Elastic polymeric capsules for osmosis-driven vaccine delivery

The development of vaccines represents one of the most impactful milestones in the improvement of global health over the last 200 years1. After the first administration of an antigen, the delivery of a booster is usually required to potentiate the immunostimulatory properties of the antigen2. Despite the undeniable success of vaccines, delivery could be improved. The use of controlled-release technology could circumvent the need for multiple interventions for administering booster doses. In this project, osmotic pressure is exploited as a trigger for the spontaneous release of the booster from a subcutaneous polymeric capsule after a given lag time.

Methodology:
Implantable capsules made of crosslinked poly(ɛ-caprolactone) (xPCL), non-crosslinked PCL, and a crosslinked copolymer of ɛ-caprolactone and lactide were prepared by dip coating. Glucose was used as the osmotic agent and the food dye Brilliant blue FCF was employed to assess the osmosis-driven release kinetics. The devices were loaded with 70 µL of the glucose/dye stock solution, capped and incubated in PBS at 37 °C for up to 72 days in order to assess water uptake, and dye release through UV spectrophotometry. The cytotoxicity of the devices was evaluated by performing WST-1 and Alamar blue assays using macrophages and fibroblasts.

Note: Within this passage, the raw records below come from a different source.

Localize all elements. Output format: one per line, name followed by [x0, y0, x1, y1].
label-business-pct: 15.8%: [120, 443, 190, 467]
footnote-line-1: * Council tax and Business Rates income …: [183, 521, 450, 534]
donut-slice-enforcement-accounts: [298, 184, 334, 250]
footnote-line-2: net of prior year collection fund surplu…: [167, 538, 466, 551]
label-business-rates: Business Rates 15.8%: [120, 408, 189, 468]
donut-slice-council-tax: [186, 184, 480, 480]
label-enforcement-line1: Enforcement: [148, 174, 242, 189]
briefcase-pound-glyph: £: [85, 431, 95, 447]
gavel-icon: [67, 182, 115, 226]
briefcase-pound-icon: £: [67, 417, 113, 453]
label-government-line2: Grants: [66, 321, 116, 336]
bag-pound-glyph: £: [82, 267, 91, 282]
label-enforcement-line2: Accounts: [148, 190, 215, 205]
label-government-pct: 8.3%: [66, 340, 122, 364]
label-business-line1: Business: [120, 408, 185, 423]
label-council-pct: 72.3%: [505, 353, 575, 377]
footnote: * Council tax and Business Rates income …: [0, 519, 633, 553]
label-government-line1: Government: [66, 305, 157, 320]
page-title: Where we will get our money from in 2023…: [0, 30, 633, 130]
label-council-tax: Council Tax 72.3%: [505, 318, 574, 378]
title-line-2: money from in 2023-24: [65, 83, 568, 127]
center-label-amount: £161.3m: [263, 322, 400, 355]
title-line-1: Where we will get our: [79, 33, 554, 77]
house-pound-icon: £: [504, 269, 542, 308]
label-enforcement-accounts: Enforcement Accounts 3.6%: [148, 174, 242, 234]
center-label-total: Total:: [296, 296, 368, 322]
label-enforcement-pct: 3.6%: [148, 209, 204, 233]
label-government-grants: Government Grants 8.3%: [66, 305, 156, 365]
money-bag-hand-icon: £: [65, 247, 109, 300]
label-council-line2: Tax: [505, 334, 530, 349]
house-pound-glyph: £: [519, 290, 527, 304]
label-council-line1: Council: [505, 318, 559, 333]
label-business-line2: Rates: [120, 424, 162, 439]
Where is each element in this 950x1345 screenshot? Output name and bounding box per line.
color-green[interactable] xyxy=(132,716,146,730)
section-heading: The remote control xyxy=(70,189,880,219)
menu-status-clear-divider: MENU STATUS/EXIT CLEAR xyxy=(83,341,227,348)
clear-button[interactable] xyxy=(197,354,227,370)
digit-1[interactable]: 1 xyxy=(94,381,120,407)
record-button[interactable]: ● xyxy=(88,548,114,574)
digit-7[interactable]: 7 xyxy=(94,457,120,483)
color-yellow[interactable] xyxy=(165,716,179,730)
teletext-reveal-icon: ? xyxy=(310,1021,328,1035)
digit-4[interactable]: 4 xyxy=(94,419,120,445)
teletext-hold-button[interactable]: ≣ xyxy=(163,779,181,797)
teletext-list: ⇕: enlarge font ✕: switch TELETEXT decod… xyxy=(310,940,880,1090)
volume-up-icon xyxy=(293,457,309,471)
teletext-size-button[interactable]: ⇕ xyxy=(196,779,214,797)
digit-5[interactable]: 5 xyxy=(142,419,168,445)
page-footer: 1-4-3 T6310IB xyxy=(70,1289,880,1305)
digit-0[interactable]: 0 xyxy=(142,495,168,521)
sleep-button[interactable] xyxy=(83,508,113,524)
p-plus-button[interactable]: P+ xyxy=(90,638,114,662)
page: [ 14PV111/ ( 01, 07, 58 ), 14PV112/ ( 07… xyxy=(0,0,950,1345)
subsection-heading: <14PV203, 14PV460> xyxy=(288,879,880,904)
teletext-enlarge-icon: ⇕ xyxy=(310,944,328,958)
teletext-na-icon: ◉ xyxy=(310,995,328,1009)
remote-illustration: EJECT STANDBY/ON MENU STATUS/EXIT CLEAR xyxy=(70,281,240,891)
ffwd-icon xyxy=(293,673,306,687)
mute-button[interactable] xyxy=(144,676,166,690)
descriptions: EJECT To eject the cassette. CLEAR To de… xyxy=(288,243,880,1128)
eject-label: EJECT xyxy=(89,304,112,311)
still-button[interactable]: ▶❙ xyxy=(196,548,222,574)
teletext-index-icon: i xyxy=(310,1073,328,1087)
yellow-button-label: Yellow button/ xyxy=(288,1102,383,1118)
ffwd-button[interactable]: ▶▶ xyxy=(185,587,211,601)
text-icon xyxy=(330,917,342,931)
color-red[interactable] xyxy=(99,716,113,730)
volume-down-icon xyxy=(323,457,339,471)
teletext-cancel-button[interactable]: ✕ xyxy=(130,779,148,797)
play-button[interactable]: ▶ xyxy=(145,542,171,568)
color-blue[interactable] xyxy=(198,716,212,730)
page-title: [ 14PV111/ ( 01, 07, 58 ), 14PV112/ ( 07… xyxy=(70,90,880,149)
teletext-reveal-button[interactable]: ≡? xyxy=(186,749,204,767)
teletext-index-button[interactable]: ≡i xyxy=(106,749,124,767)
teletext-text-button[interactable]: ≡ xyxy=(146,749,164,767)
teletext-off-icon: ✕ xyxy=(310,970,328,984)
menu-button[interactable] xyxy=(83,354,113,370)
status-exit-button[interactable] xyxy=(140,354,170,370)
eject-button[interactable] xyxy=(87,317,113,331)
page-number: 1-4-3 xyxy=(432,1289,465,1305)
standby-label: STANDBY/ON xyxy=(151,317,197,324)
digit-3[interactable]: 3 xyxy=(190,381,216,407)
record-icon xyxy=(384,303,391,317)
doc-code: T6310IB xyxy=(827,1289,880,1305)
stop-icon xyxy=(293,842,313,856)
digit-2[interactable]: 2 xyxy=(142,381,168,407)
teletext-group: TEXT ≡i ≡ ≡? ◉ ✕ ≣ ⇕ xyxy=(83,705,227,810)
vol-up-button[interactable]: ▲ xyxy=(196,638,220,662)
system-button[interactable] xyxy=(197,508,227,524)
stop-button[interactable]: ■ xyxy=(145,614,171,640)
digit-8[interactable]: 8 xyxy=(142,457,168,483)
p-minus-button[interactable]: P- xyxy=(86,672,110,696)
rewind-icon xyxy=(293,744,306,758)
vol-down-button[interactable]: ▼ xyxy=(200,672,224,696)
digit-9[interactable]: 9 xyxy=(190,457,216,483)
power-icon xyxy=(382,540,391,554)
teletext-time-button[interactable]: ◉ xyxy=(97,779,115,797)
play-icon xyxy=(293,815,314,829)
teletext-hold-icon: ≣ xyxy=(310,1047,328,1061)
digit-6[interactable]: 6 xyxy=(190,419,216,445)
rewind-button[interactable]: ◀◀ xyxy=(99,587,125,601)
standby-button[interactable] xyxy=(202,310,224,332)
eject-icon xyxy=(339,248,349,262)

Results: All capsules showed a gradual water uptake over several weeks, followed by a rupture which initiated a partial instant release followed by a trickle. The devices made of xPCL released a higher amount of payload at burst (10 %) than those made of PCL, which released only 1% of their total load. These results confirmed that a higher elastic recovery is required in order to increase the release at burst. The capsules made with the copolymer released the highest amount of payload at burst (62% of the total). This was due to the crosslinked and amorphous nature of the copolymer, which endows it with a higher elastic recovery in comparison with that of the semi-crystalline materials (PCL and xPCL). With regard to the toxicity of the materials, the results obtained in vitro showed that the viability of the cells grown on the polymers was comparable to that of cells grown on tissue culture polystyrene. Therefore, these materials did not cause cytotoxic responses on the cells used in the experiments performed.
Conclusions: The results showed herein demonstrated the delayed burst release of a dye encapsulated in devices manufactured with a resorbable, non-cytotoxic polymer. The devices made of poly(ɛ-caprolactone-co-lactide) released approximately 6 to 60 times more payload at burst than the capsules made of xPCL or PCL respectively. The cytotoxicity studies performed in vitro showed that the materials used for the synthesis of the capsules did not cause toxic responses in the cells used for testing.
References
1. Wallis, J. et al., Clin. Exp. Immunol. 2, 189-204 (2019).
2. Saroja et al., Int. J. Pharm. Investig. 2, 64-74 (2011).